TWO young prospectors have struck gold, stumbling across about $16,000 worth of gold at one of Clermont’s well-known fossicking areas.
Brothers Blake Want, 26 and Luke Want, 29, unearthed six “good sized” nuggets over six days, equalling 6.2 ounces.
“It was amazing being able to find big gold in a well known place, we didn’t expect a nearly 4 ounce nugget,” Blake said.
“We found a 2.5 ounce nugget in the same location three years ago but this is the biggest we have found.”
The two men, who live in Woolgoolga, have been prospecting for about 10 years and search for unearthed treasures whenever they get a chance.
Working for a mineral exploration company in Queensland, the brothers used their work break to head to Clermont for the fifth time.
“We have been to Clermont five times now and every time we go we get gold,” Blake said.
They found the six nuggets at McMasters Fossicking Area between October 16 and 21, and are confident they will head back to the Central Queensland town again.
“It’s a challenging hobby but the more time you put in the better your chance will be on walking over a nugget or few,” Blake said.
“We love Clermont as it’s a great town with lots of friendly prospectors.”
Although with prospecting experience in both states, Mr Want said it was a shame prospecting and fossicking in State Forests was so restricted in Queensland compared to New South Wales.
“Even though there’s so much potential up here, we are locked out of so many old goldfields because of unfair and complex public land access laws.
“Our lucky finds shows how much opportunity there is here in Queensland but it’s frustrating because we know the gold is out there, we just can’t get at it.”
Owner of Clermont’s The Outback Prospector, Frieda Berry-Porter, said the area where the brothers found their nuggets could close down at any time.
“This area could actually be closed down at any time because it relies on the permission of a grazing lease holder over the state forest,” she said.
“Unfortunately, there’s a lot of other areas that could be accessible to prospectors but because we don’t have the permission from the grazing lease holder, we are not able to access that area as prospectors, despite the fact I could access it as a mountain bike rider.”

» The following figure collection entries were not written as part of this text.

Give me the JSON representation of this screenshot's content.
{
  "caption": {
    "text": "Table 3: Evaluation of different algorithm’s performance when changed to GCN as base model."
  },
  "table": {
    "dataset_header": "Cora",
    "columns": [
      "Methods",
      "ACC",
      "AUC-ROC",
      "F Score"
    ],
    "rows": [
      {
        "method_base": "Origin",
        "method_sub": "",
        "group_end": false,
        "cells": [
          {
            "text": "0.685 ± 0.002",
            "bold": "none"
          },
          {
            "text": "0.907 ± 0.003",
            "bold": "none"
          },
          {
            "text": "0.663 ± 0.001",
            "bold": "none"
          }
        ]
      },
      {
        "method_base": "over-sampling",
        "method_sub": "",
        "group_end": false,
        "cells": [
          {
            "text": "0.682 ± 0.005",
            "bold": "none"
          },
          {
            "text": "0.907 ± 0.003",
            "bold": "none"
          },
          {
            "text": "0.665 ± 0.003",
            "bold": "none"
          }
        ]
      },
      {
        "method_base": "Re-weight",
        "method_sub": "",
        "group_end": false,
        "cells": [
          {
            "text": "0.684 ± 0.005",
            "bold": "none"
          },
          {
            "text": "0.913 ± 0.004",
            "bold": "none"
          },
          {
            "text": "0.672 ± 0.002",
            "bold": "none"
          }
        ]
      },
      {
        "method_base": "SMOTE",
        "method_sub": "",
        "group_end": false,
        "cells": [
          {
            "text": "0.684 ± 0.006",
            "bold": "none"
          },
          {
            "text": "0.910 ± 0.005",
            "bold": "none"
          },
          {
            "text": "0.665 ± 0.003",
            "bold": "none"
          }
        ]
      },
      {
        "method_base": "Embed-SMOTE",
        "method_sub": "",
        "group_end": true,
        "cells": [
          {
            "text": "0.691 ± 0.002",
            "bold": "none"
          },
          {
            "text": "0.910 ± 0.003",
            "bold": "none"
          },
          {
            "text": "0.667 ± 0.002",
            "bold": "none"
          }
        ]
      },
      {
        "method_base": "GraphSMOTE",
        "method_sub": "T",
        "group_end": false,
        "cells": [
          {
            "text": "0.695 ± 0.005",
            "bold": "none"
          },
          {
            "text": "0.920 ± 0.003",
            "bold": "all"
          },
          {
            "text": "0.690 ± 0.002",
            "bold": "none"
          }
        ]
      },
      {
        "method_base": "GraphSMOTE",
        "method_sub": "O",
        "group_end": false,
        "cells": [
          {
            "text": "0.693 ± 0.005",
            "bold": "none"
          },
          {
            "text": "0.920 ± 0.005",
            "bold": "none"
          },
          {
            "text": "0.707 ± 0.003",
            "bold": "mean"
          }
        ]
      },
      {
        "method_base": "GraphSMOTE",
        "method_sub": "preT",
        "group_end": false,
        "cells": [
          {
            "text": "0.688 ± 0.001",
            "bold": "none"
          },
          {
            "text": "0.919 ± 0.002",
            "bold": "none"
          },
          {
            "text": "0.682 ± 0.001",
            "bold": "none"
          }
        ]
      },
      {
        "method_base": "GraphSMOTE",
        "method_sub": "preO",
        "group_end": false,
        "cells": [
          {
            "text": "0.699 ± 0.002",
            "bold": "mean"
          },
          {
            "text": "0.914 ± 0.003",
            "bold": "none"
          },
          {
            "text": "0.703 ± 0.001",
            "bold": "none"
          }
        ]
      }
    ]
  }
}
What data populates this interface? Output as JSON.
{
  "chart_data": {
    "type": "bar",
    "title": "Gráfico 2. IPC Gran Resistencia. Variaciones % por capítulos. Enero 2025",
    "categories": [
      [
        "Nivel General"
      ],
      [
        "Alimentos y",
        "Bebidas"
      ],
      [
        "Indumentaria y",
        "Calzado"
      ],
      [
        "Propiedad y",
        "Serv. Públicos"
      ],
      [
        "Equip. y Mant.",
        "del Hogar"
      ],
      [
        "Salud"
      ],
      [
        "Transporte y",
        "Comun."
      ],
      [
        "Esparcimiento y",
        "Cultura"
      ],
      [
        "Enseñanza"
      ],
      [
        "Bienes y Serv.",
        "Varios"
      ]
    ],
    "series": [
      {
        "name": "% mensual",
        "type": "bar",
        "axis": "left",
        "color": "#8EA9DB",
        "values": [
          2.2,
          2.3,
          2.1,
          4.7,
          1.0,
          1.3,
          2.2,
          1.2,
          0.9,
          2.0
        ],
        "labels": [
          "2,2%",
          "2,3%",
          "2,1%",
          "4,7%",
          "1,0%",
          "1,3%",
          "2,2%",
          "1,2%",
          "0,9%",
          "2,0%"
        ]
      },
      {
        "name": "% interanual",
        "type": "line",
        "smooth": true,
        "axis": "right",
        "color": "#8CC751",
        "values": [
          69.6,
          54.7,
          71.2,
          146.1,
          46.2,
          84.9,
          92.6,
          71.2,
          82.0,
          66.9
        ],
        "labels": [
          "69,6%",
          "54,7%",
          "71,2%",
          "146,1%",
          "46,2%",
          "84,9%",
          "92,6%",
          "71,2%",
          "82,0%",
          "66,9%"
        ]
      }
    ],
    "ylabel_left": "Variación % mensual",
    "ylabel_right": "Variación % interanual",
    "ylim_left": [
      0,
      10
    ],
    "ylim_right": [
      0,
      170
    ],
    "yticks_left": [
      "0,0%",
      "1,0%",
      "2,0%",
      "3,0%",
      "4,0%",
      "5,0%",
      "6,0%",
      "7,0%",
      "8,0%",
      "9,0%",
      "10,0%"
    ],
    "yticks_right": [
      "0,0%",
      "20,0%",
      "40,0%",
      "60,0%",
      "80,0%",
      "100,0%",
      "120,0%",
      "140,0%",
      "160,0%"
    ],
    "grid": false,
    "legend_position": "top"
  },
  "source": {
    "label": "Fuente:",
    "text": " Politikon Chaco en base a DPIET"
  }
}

Mrs Berry-Porter and her husband Jonathan have been pushing very hard for local Burdekin candidates to commit to increase available land for prospecting to support tourism across the region.
“For an example on the level of interest, in the 2019/20 financial year, there were over 9100 Queensland fossicking licences sold, an increase of 45 per cent over five years,” she said.
“There’s definitely a growing interest in the activity.
“The need for our area is to make (the land) available as public prospecting areas rather than just having them there as grazing lots.”
Despite the current laws, she said it was great to see prospectors making great finds around Clermont.
“Its been great to see (the brother’s) progress, they certainly are quick learners.
“We put a lot of effort into making sure customers fully understand how to use the machines so they can get the most out of it and have the most success.
“The best sign for us is we’ve done our jobs is that customers are successful and finding the nuggets.
“That’s what it’s all about is finding a piece of gold.”